Following the recent establishment of international control values for diagnostic (scintigraphy) gastric emptying assessment, an improvement in the ability to diagnose GERD-associated symptoms from the delay. 

    In gastric emptying can be identified (Buckles, Sarosick, McMillin, & McCallum, 2004). The significance of this research is to identify a subgroup of patients that may have GERD without having the cardinal symptoms, but are at risk for pathophysiology. 

    The "gold standard" study for confirming or excluding the presence of abnormal gastroesophageal reflux that continues to be used most widely across the US is the 24-hour ambulatory esophageal pH monitoring test ( Szarka , De-Vault, & Murray, 2001). 

    The best marker for the ability to heal erosive esophagitis with any drug is the ability to keep the gastric pH above four. The longer any dose of any drug can keep the pH above four (pH 4), the more likely it is to heal erosive esophagitis ( Hatlebakk , 2003).

    The introduction of fiberoptic instruments and ambulatory devices for continuous monitoring of esophageal pH (24-hour pH monitoring) has led to great improvement in the ability to diagnose reflux disease and reflux associated complications. Treatment options include lifestyle changes, medication, and surgery. 

    Polypharmacy and changes in renal, hepatic, and gastrointestinal function can complicate treatment. Due to the large number of medications taken by older adults for comorbidities, drug interactions and treatment responses must be carefully assessed in this population (Ramirez, FG, 2000). 

    Lifestyle changes are the cornerstone for effective patient education and an understanding of GERD treatment. Further nursing research is needed to identify behavior modifications that are more likely to be sustained over time. 

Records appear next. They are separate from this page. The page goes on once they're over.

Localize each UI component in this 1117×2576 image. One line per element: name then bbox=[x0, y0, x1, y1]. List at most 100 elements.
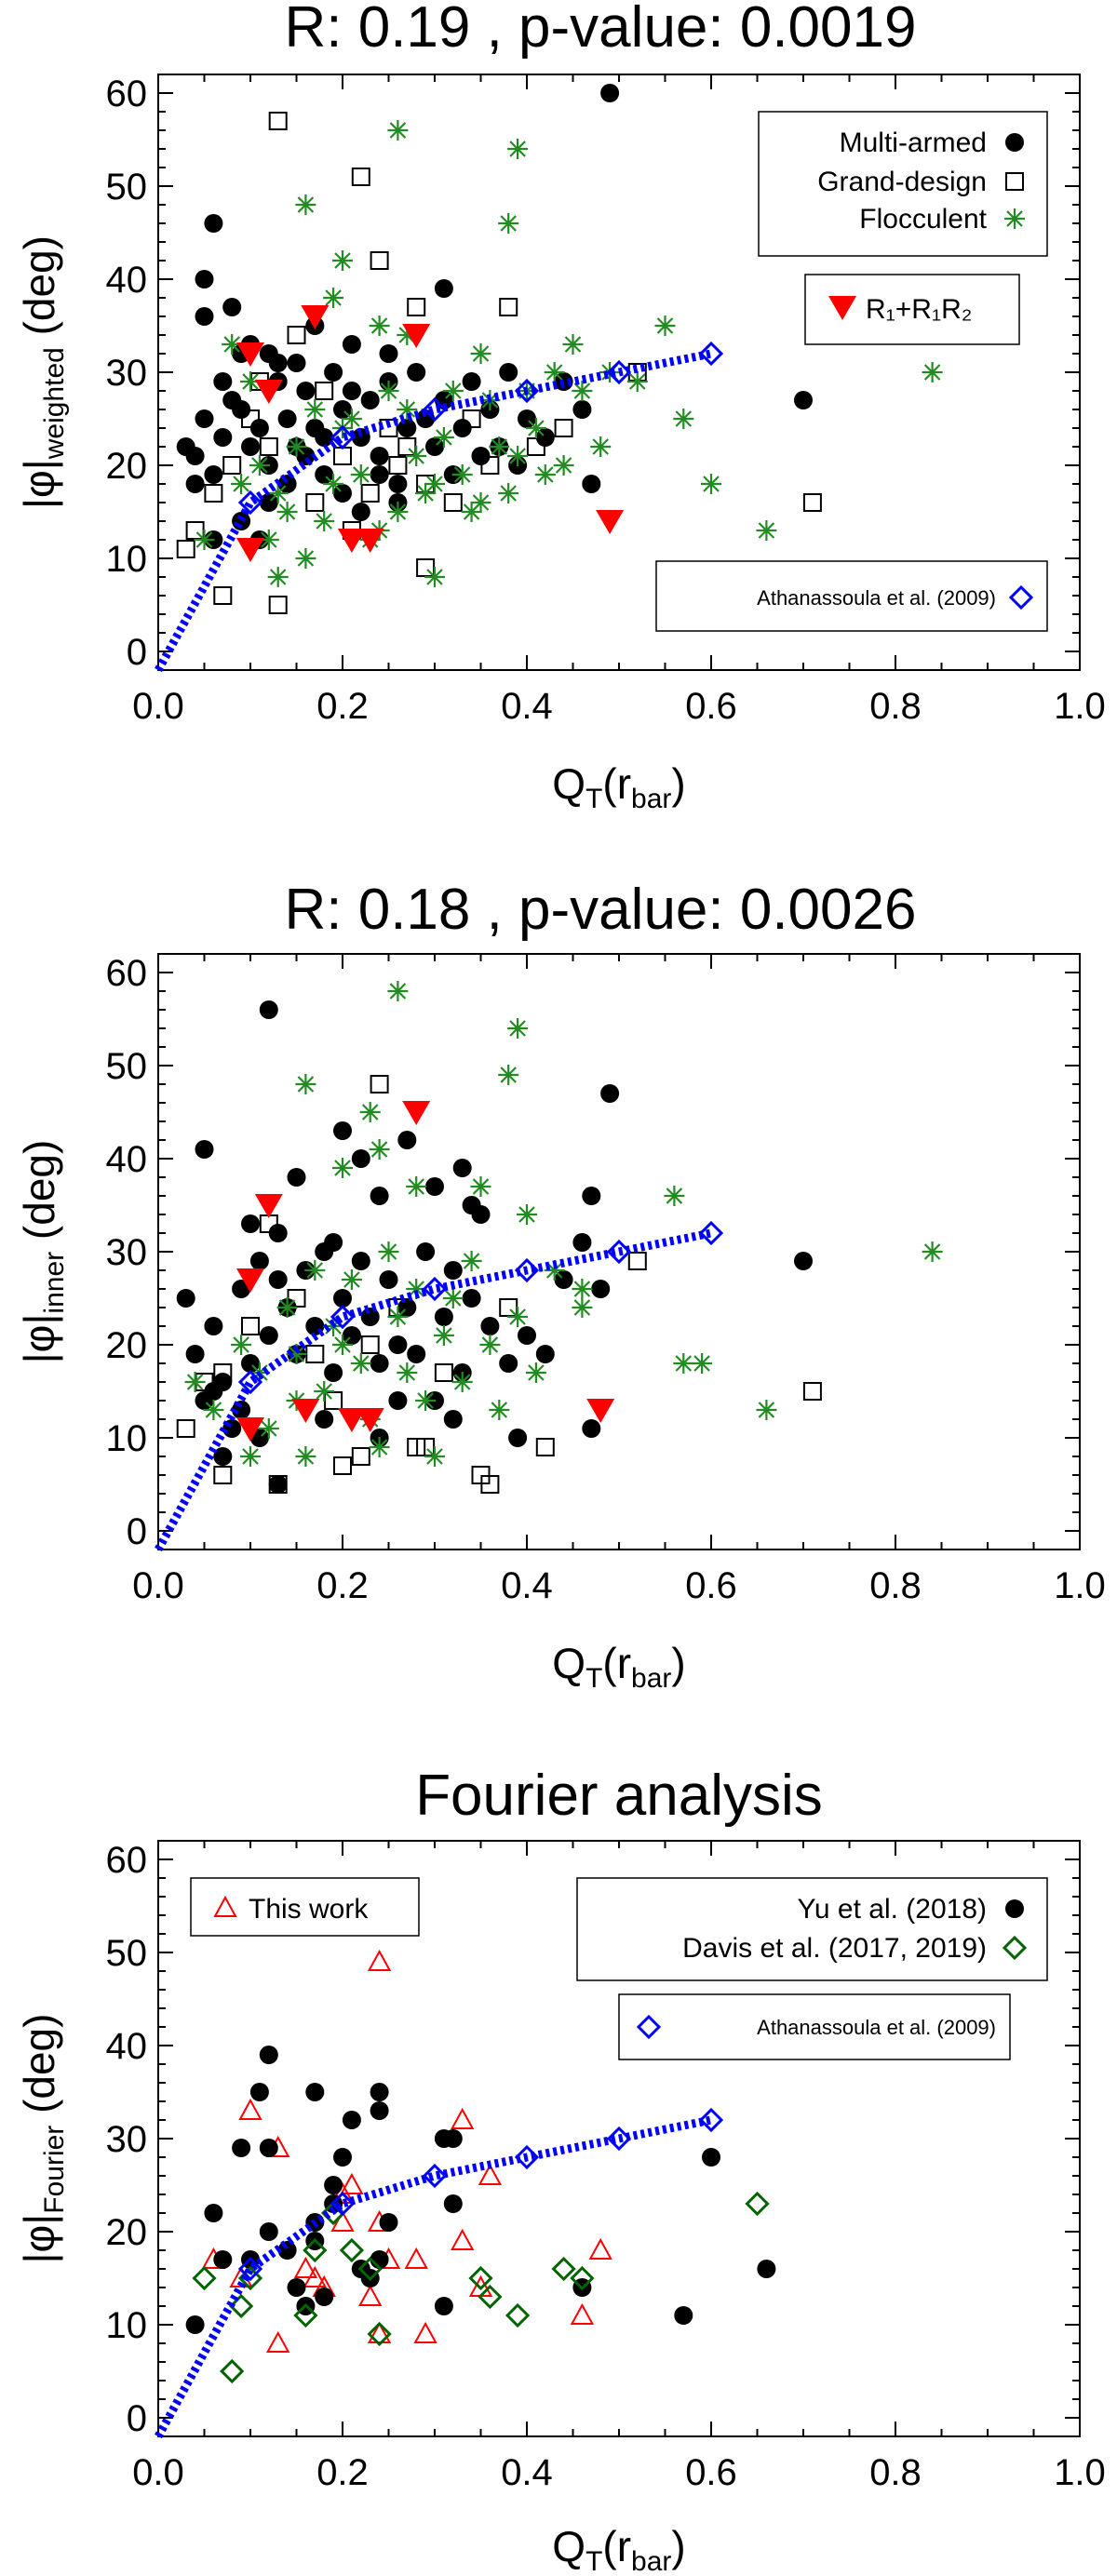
data-point-square bbox=[305, 1345, 325, 1363]
panel2-ytick-labels: 0 10 20 30 40 50 60 bbox=[106, 953, 148, 1552]
data-point-circle bbox=[315, 2288, 334, 2306]
data-point-triangle-down-filled bbox=[236, 342, 264, 367]
panel3-title: Fourier analysis bbox=[415, 1764, 823, 1828]
data-point-circle bbox=[407, 1345, 426, 1363]
data-point-star bbox=[470, 1176, 491, 1197]
data-point-square bbox=[333, 1456, 352, 1475]
data-point-square bbox=[176, 1419, 195, 1438]
data-point-square bbox=[241, 409, 260, 428]
panel1-ticks bbox=[157, 74, 1081, 670]
legend3-ath-marker bbox=[636, 2014, 662, 2040]
data-point-circle bbox=[259, 1000, 278, 1019]
legend1-r1-label: R₁+R₁R₂ bbox=[866, 294, 972, 325]
data-point-circle bbox=[572, 1233, 592, 1252]
legend3-ath-label: Athanassoula et al. (2009) bbox=[757, 2016, 996, 2039]
reference-point bbox=[606, 2126, 632, 2152]
data-point-circle bbox=[259, 1326, 278, 1345]
data-point-circle bbox=[204, 2204, 223, 2222]
panel3-legend-ath: Athanassoula et al. (2009) bbox=[618, 1993, 1011, 2060]
data-point-star bbox=[295, 195, 316, 215]
data-point-star bbox=[350, 464, 371, 485]
reference-point bbox=[330, 2191, 356, 2217]
data-point-circle bbox=[315, 1242, 334, 1261]
reference-point bbox=[330, 1304, 356, 1330]
legend-marker bbox=[636, 2014, 662, 2040]
data-point-star bbox=[451, 464, 473, 485]
legend1-multi-label: Multi-armed bbox=[840, 127, 987, 158]
legend-marker bbox=[1004, 208, 1025, 229]
data-point-circle bbox=[794, 391, 813, 409]
data-point-circle bbox=[204, 1317, 223, 1335]
data-point-circle bbox=[407, 363, 426, 382]
data-point-circle bbox=[342, 382, 361, 400]
data-point-circle bbox=[249, 2083, 269, 2101]
x-tick-label: 0.2 bbox=[316, 1565, 369, 1606]
data-point-star bbox=[314, 511, 335, 531]
legend-marker bbox=[1005, 1899, 1024, 1918]
data-point-star bbox=[415, 1390, 437, 1411]
data-point-star bbox=[544, 1260, 565, 1281]
data-point-square bbox=[434, 1363, 453, 1382]
y-tick-label: 0 bbox=[127, 1511, 147, 1552]
data-point-square bbox=[535, 1438, 555, 1456]
reference-point bbox=[698, 1220, 724, 1246]
data-point-star bbox=[231, 1335, 252, 1355]
data-point-square bbox=[259, 437, 278, 456]
data-point-square bbox=[268, 112, 288, 130]
data-point-square bbox=[176, 540, 195, 558]
panel1-xlabel: QT(rbar) bbox=[552, 759, 685, 814]
y-tick-label: 40 bbox=[106, 2026, 148, 2067]
data-point-circle bbox=[397, 1131, 417, 1149]
data-point-star bbox=[424, 474, 445, 494]
data-point-star bbox=[387, 120, 409, 141]
y-tick-label: 10 bbox=[106, 539, 148, 580]
panel1-title: R: 0.19 , p-value: 0.0019 bbox=[284, 0, 916, 60]
data-point-circle bbox=[342, 335, 361, 354]
data-point-star bbox=[332, 250, 353, 271]
y-tick-label: 60 bbox=[106, 1840, 148, 1881]
data-point-circle bbox=[591, 1280, 611, 1298]
data-point-star bbox=[498, 1065, 519, 1085]
data-point-circle bbox=[185, 447, 205, 465]
y-tick-label: 20 bbox=[106, 446, 148, 487]
data-point-circle bbox=[324, 2176, 343, 2194]
data-point-square bbox=[315, 382, 334, 400]
data-point-star bbox=[240, 1446, 261, 1467]
data-point-circle bbox=[213, 428, 233, 447]
y-tick-label: 30 bbox=[106, 353, 148, 394]
data-point-circle bbox=[508, 1429, 528, 1447]
data-point-square bbox=[471, 1466, 491, 1484]
data-point-circle bbox=[351, 1252, 370, 1270]
data-point-triangle-down-filled bbox=[236, 538, 264, 562]
data-point-triangle-down-filled bbox=[402, 1101, 431, 1125]
data-point-circle bbox=[213, 1447, 233, 1466]
data-point-circle bbox=[324, 363, 343, 382]
data-point-star bbox=[479, 1335, 501, 1355]
panel1-legend-r1: R₁+R₁R₂ bbox=[804, 274, 1020, 345]
data-point-circle bbox=[499, 1354, 518, 1373]
reference-point bbox=[514, 378, 540, 404]
data-point-star bbox=[507, 1307, 529, 1327]
reference-point bbox=[606, 1239, 632, 1265]
data-point-star bbox=[231, 474, 252, 494]
panel3-ylabel: |φ|Fourier (deg) bbox=[15, 2014, 70, 2264]
data-point-star bbox=[194, 530, 215, 550]
data-point-circle bbox=[204, 214, 223, 233]
y-tick-label: 10 bbox=[106, 2305, 148, 2346]
x-tick-label: 0.6 bbox=[685, 686, 737, 727]
panel-weighted: R: 0.19 , p-value: 0.0019 0.0 0.2 0.4 0.6 0.… bbox=[15, 0, 1106, 814]
data-point-circle bbox=[388, 1335, 408, 1354]
data-point-star bbox=[525, 1362, 546, 1383]
data-point-circle bbox=[342, 2111, 361, 2129]
data-point-star bbox=[295, 1074, 316, 1094]
data-point-circle bbox=[287, 2278, 306, 2297]
data-point-star bbox=[369, 315, 390, 336]
data-point-star bbox=[203, 1400, 224, 1420]
panel1-ytick-labels: 0 10 20 30 40 50 60 bbox=[106, 74, 148, 673]
data-point-star bbox=[451, 1372, 473, 1392]
data-point-star bbox=[359, 1102, 381, 1122]
data-point-star bbox=[544, 362, 565, 382]
x-tick-label: 0.6 bbox=[685, 1565, 737, 1606]
data-point-circle bbox=[287, 354, 306, 372]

    Future nursing studies that may produce long-term lifestyle changes will need to include the following elements that are known to reduce GERD: 

(a) dietary modifications designed to avoid foods and fluids that lower LES pressure (eg, tomatoes, peppermint, licorice , alcohol, and caffeine-containing foods and drinks such as coffee, tea, chocolate, and colas)

(b) providing a comprehensive history with defining characteristics to the primary health care provider at the onset of ambulatory care

(c) weight loss when obesity is a factor

(d) elevating the head of the bed 4 to 6 inches with blocks (raising the entire angle of the bed); (e) eliminating all food and fluids for the 2 hours before bedtime

(f) smoking cessation

Conclusion

    GERD is a chronic problem among many adults. Well controlled trials are beginning to glean information related to successful life- style modifications, improved diagnostic evaluations, and treatment protocols. 

    Nursing research should be undertaken to study ways of improving adults' willingness to make long-term lifestyle and dietary changes. Studies that investigate symptomatic control may provide the foundation for improvement in the quality of life of patients with GERD. 

    Studies that identify drugs and foods that increase inappropriate LES relaxation are needed. Obtaining a thorough past history of illnesses, current symptoms, with past and current medication use including over the counter drugs, is a key factor in being able to identify hypotheses for nursing research.